Elminster – The Making of a Mage
- Cover of the first edition
- Author: Ed Greenwood
- Language: English
- Genre: Fantasy novel
- Published: 1994
- Publication place: United States
- Media type: Print (Paperback)
- Followed by: Elminster in Myth Drannor

= Elminster – The Making of a Mage =

1994 book by Ed Greenwood

Elminster – The Making of a Mage (1994) is the first book in the Elminster series by Ed Greenwood.

==Plot summary==
Elminster – The Making of a Mage covers from his first encounter with magic as a young boy, to his days as a rebel fighter, to his nights as a thief, and then on to his life following Mystra. It is the first real insight into why Elminster is "Elminster". It starts with an overview of his tragic childhood, on to his even rougher life growing up trying to hide who he is. Then as a thief he sneaks into a closed temple of Mystra to defile it. He is about to set to his task when he is spotted by a mage but then saved by the Lady of mysteries and given a chance to slay the mage that was to slay him.

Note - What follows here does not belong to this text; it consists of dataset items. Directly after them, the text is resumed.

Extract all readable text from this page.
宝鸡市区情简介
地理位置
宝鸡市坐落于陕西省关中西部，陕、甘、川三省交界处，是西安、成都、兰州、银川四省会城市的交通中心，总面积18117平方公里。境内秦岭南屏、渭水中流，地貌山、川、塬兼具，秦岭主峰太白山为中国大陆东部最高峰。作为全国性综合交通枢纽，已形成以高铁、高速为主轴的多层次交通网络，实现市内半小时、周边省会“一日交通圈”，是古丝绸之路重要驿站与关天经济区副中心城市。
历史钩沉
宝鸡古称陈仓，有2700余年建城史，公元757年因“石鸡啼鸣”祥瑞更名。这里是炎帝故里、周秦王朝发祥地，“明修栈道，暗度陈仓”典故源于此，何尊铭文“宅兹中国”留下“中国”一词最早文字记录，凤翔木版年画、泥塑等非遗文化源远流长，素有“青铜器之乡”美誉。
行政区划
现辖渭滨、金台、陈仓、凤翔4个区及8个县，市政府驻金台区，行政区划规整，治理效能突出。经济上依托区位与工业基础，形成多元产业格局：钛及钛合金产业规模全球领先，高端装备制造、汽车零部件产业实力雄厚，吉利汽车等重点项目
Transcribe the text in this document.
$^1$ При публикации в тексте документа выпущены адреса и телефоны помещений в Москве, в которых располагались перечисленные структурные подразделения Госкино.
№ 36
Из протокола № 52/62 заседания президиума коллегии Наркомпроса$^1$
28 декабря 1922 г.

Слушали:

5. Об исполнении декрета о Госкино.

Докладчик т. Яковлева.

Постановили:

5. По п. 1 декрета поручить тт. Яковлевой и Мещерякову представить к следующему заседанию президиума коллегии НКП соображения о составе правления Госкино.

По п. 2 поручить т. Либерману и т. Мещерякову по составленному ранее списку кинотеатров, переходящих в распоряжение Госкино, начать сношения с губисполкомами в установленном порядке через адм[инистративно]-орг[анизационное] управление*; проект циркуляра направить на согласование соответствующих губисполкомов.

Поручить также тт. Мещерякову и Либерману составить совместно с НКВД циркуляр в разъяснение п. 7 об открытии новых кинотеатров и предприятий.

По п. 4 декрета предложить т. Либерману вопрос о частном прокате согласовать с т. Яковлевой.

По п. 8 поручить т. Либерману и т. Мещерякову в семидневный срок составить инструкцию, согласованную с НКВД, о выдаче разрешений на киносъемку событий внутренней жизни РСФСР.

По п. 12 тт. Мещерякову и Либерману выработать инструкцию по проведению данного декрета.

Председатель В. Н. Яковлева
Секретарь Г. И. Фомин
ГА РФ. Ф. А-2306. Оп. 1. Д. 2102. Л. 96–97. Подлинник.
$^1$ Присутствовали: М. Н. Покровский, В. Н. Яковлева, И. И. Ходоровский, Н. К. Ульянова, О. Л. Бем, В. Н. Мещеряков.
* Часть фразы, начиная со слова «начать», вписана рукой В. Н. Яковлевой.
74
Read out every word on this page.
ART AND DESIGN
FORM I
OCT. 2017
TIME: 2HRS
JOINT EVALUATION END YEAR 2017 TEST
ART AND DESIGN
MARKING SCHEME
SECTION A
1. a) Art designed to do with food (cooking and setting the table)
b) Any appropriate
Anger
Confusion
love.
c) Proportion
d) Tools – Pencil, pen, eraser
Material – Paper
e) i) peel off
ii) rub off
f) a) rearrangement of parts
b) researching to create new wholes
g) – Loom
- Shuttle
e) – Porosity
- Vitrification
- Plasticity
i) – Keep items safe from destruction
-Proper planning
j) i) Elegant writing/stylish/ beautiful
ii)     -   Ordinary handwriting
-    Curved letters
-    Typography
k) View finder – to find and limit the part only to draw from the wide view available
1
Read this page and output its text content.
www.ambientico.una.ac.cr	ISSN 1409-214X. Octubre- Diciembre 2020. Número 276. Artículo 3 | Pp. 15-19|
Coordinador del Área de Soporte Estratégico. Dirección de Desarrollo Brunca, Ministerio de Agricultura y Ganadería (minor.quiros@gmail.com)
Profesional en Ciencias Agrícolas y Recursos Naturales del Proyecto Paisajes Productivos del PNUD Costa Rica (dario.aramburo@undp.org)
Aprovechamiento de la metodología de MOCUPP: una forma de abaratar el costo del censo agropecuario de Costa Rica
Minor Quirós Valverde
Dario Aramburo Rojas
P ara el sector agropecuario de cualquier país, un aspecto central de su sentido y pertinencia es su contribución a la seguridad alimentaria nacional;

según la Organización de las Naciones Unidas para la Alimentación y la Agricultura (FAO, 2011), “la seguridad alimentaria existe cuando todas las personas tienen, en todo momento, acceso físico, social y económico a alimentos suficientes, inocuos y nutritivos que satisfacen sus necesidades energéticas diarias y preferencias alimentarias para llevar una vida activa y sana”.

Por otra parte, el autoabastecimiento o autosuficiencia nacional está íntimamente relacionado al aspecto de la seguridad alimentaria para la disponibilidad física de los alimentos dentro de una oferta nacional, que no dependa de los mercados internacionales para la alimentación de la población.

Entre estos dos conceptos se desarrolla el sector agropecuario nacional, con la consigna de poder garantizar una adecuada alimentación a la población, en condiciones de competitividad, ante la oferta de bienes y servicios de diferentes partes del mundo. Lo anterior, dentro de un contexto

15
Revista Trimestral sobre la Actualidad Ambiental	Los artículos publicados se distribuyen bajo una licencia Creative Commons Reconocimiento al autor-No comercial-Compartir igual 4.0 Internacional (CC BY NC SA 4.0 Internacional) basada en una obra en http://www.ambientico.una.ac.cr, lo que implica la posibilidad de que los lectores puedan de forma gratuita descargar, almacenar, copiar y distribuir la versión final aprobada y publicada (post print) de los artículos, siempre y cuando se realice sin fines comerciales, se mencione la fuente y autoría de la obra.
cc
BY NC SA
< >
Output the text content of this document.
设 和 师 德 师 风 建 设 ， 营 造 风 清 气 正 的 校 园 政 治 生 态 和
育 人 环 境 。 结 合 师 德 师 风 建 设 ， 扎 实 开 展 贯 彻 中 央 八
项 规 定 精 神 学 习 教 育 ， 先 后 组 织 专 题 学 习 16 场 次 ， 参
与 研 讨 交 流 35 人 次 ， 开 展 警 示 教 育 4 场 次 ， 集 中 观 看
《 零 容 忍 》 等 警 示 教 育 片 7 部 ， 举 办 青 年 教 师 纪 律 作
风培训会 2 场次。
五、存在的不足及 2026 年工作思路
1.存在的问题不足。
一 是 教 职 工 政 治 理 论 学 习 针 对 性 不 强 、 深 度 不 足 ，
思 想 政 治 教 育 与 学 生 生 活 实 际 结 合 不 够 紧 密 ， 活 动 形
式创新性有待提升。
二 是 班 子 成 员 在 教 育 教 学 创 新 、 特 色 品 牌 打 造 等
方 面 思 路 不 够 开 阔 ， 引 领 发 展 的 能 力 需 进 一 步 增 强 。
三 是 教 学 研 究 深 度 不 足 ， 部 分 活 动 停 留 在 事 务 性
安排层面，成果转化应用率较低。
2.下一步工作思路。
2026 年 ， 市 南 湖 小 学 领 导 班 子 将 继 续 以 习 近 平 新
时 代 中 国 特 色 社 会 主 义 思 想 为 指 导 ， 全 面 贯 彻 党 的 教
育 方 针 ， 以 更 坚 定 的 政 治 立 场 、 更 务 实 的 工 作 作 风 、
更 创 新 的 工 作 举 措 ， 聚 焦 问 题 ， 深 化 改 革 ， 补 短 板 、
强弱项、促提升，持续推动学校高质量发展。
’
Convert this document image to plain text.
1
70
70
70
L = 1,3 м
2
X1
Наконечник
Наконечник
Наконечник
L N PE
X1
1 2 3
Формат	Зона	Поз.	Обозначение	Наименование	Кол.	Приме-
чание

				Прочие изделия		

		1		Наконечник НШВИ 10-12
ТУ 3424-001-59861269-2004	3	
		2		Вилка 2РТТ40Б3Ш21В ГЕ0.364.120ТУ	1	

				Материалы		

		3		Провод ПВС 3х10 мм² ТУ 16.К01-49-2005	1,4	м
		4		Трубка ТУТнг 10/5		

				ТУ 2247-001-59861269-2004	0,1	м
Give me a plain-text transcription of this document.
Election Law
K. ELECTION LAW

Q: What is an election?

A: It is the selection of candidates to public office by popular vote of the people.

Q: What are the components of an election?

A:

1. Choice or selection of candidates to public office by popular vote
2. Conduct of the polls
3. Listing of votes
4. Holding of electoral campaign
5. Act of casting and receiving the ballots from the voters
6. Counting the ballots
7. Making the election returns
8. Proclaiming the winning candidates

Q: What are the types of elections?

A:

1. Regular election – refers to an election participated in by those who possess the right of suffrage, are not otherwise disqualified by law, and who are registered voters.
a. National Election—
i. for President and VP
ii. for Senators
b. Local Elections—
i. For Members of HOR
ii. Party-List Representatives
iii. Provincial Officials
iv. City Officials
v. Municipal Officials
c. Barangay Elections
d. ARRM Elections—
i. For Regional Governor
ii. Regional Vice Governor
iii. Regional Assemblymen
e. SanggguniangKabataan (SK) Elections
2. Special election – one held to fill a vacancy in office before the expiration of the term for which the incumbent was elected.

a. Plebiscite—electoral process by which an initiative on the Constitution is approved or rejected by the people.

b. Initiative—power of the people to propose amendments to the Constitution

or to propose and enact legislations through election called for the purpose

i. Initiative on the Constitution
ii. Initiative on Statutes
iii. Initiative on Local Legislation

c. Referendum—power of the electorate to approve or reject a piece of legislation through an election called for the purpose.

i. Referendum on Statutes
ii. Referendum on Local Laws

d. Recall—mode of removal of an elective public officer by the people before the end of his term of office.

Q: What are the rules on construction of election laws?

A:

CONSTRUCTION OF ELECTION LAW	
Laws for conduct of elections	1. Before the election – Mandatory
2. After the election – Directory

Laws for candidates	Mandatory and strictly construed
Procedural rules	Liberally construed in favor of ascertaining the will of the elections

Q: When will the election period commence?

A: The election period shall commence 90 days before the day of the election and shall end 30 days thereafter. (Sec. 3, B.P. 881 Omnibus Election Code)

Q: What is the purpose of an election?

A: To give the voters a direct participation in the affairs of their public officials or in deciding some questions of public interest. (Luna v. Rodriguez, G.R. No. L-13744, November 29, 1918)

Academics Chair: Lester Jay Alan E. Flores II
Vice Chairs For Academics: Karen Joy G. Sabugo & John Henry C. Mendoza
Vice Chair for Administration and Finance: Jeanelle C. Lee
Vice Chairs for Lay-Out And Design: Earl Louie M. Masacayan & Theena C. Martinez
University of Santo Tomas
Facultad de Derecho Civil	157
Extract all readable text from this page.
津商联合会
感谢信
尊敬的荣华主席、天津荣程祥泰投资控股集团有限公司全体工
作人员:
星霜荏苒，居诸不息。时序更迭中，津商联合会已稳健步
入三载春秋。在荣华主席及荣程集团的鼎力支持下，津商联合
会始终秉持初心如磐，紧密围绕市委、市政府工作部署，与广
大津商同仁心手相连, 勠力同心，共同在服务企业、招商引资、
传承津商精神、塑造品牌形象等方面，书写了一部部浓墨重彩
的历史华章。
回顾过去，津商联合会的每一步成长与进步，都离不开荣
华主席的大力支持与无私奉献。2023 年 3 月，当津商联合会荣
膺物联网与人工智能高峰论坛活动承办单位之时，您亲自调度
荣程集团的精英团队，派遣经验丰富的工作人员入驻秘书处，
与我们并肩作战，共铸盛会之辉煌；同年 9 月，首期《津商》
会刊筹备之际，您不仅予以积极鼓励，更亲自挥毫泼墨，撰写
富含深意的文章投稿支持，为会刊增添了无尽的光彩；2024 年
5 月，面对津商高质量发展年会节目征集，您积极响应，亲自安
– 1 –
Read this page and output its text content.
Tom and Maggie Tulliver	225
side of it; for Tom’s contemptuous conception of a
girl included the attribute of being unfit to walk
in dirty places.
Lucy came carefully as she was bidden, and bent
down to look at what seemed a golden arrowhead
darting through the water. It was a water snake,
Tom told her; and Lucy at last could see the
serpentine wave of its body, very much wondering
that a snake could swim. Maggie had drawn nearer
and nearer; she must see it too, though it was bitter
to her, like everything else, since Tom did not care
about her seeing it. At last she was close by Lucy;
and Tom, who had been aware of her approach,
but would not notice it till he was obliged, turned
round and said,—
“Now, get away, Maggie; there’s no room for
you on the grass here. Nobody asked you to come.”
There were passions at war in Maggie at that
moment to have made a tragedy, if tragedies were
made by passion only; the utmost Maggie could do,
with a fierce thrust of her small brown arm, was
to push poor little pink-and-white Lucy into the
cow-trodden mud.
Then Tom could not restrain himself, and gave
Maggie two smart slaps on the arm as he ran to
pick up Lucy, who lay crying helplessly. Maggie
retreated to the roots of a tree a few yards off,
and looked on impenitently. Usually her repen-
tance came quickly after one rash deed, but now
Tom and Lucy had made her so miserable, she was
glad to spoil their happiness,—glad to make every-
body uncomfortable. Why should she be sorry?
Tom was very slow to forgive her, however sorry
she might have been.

After he debated with the Goddess over whether or not it is right to use magic he let the mage go. Mystra then helps to hide him from those who might want him to be used in their plots, or just kill him, until he has the power to take his revenge.

==Publication history==
Ed Greenwood wrote Elminster: The Making of a Mage in only 16 days, and in 1994 the book sold out its 75,000 hardcover novel print run between Boxing Day and New Year's Eve.

==Reception==
Elminster: The Making of a Mage was reviewed in White Wolf Inphobia #54 (April, 1995), rating it a 2 out of 5 and stated that "If the standard TSR price is assigned, this book is worth picking up, but the story seems shallow, especially given the possibilities of Elminster as a character and the Forgotten Realms as a setting."

Elminster: The Making Of A Mage appeared on the 2024 Game Rant "31 Best Dungeons & Dragons Novels, Ranked" list at #12.